# Okay, really?!



## Ether's Bane (Jul 9, 2011)

What's with the random army of trolls taking over the CC?


----------



## Mendatt (Jul 9, 2011)

It's fairly obvious that they're all the same person.
Hopefully one of the mods or admins log on soon.


----------



## Phantom (Jul 9, 2011)

I don't think they're the same person. How the hell could they be?


----------



## Cosmo F (Jul 9, 2011)

cosmo bitchez


----------



## Black (Jul 9, 2011)

Nah I'm most deferential BLACK, then theres returnoftheking


----------



## Phantom (Jul 9, 2011)

See?
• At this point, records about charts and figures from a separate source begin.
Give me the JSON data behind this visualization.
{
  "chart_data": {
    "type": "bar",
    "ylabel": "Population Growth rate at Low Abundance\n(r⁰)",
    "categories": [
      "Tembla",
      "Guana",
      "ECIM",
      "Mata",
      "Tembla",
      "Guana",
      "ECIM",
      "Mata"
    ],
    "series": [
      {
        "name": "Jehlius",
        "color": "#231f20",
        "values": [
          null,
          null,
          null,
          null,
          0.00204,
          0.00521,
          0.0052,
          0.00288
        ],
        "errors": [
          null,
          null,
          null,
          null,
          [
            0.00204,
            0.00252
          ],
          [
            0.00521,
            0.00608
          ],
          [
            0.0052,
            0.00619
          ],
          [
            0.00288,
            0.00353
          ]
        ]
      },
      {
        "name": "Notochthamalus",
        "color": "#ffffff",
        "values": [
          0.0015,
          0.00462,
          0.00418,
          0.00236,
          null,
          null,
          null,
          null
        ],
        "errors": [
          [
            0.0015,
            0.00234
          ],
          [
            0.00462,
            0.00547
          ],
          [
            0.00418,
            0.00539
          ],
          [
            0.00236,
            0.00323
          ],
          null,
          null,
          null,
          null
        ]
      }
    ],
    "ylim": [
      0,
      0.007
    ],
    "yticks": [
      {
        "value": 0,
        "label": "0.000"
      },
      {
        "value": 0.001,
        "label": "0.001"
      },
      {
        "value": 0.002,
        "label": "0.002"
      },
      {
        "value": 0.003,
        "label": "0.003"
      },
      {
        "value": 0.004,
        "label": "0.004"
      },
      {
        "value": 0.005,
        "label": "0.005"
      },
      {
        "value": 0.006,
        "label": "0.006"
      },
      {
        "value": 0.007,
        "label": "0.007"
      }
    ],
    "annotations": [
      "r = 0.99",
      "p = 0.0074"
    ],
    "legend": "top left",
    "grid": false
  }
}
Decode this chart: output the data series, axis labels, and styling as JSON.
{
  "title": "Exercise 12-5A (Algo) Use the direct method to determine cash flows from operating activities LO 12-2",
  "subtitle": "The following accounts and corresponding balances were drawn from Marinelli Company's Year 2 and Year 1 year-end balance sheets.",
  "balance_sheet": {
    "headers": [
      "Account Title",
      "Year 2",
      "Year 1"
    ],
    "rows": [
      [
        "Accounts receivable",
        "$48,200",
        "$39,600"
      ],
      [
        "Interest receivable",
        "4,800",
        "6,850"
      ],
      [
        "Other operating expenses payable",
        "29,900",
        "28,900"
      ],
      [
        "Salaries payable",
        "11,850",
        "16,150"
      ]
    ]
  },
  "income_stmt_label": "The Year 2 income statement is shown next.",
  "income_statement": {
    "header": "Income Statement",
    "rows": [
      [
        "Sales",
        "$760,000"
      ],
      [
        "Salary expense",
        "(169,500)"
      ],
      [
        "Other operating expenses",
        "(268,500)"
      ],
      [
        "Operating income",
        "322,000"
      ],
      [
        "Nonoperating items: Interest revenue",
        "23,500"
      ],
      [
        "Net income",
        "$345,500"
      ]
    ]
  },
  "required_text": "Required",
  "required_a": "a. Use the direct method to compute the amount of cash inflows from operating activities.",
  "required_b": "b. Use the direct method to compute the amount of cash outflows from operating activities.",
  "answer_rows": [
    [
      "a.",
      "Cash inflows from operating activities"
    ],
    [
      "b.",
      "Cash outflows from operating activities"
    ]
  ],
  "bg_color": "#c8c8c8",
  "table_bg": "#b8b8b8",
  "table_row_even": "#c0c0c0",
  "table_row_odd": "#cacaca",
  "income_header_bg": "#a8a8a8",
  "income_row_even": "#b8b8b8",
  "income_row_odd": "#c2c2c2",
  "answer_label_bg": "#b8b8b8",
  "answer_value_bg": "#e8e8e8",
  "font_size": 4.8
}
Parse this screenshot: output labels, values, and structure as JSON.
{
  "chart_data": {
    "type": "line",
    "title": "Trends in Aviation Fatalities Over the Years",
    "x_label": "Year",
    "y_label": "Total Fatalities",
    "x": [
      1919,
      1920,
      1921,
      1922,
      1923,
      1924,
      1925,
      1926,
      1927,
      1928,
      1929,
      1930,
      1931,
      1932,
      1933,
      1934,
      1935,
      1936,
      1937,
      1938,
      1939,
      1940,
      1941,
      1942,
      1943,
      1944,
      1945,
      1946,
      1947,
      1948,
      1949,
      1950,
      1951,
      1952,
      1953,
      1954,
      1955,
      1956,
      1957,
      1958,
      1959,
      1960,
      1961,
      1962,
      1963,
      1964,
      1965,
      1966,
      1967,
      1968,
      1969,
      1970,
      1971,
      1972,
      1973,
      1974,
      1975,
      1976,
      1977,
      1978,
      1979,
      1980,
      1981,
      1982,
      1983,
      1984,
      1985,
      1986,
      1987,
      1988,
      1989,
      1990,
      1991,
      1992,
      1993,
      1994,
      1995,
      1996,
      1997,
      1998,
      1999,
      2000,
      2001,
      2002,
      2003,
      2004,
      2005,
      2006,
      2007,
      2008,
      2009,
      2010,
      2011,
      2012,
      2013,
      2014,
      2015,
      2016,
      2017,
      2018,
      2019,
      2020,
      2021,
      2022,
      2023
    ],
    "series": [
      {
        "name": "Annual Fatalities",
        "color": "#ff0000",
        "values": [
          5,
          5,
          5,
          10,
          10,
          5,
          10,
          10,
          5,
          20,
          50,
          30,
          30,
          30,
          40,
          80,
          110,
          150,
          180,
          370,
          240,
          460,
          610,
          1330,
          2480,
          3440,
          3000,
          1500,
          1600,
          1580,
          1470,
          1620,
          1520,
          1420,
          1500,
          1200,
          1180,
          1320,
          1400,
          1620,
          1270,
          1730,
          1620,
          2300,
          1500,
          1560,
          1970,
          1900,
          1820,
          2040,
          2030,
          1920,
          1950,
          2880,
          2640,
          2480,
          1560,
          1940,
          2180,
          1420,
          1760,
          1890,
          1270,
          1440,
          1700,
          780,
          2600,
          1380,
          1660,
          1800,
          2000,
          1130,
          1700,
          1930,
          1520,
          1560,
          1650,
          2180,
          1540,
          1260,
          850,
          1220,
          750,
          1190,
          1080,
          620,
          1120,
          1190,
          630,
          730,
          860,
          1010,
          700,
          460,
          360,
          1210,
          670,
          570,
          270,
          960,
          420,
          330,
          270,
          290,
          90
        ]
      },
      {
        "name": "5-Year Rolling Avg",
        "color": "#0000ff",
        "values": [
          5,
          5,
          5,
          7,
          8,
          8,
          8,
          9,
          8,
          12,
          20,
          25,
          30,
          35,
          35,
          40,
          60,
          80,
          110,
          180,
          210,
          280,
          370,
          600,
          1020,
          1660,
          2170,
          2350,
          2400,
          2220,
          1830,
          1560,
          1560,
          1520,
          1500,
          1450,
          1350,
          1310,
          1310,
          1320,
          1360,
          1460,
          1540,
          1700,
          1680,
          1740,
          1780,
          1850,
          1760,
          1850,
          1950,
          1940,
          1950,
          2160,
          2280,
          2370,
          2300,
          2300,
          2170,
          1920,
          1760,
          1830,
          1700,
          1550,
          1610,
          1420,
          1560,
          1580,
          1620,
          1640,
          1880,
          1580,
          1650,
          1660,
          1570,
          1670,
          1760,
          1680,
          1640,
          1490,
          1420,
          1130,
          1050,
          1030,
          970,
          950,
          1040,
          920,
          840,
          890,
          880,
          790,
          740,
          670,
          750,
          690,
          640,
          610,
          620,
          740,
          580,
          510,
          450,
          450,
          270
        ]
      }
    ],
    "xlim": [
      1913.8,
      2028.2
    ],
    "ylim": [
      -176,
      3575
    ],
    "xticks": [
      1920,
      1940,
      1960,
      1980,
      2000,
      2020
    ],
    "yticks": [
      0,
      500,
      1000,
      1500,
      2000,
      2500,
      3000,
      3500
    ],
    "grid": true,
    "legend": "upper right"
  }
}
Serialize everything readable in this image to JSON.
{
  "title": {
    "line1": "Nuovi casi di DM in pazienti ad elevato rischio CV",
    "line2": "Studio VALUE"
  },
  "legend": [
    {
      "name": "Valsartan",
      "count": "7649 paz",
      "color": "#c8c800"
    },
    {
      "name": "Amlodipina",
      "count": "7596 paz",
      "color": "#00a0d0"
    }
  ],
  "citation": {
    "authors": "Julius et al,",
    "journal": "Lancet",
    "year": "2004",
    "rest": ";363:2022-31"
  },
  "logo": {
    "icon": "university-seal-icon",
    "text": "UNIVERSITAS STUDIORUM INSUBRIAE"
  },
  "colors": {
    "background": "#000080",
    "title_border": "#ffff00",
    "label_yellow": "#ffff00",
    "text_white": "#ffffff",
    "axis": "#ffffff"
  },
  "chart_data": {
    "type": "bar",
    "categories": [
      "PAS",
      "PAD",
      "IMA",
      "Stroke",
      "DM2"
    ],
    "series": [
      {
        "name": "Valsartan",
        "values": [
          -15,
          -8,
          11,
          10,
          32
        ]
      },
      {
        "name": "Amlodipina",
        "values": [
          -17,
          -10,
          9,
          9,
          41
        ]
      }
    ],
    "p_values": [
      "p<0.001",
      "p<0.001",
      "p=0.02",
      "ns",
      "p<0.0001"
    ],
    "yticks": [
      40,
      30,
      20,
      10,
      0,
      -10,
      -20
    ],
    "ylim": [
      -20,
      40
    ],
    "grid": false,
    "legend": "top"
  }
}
Not the same person.


----------



## Phantom (Jul 9, 2011)

And Black it's ReturnoftheKing... I think.


----------



## Kirby-Chan (Jul 9, 2011)

Well at least the problem is solve. All of them are banned.


----------



## Phantom (Jul 9, 2011)

The King shall return...

Seriously...


----------



## TheReturnoftheRetunofking (Jul 9, 2011)

Hi all I'm back


----------



## TheReturnoftheRetunofking (Jul 9, 2011)

I can't access my other account as an amatuer mod seems to have accidently clicked ban on my name instead of Mendatts. *rolls eyes*


----------



## nastypass (Jul 9, 2011)

[22:06] <Alvyren> oh christ cosmonauts again.

nothing to see here, move along


----------



## Ether's Bane (Jul 9, 2011)

Oh, WHAT THE FUCK! *reports*


----------



## Adriane (Jul 9, 2011)

Cosmonauts again. Nothing to see here, move along.

EDIT: Mersault stop reading my mind.


----------



## Eloi (Jul 9, 2011)

Phantom said:


> The King shall return...
> 
> Seriously...


You aren't them, are you?


----------



## TheReturnoftheRetunofking (Jul 9, 2011)

Effercon said:


> Oh, WHAT THE FUCK! *reports*


Please do not sweat this is a pokemon forum I am sure younger members and their parents do not want to see this. *reports*


----------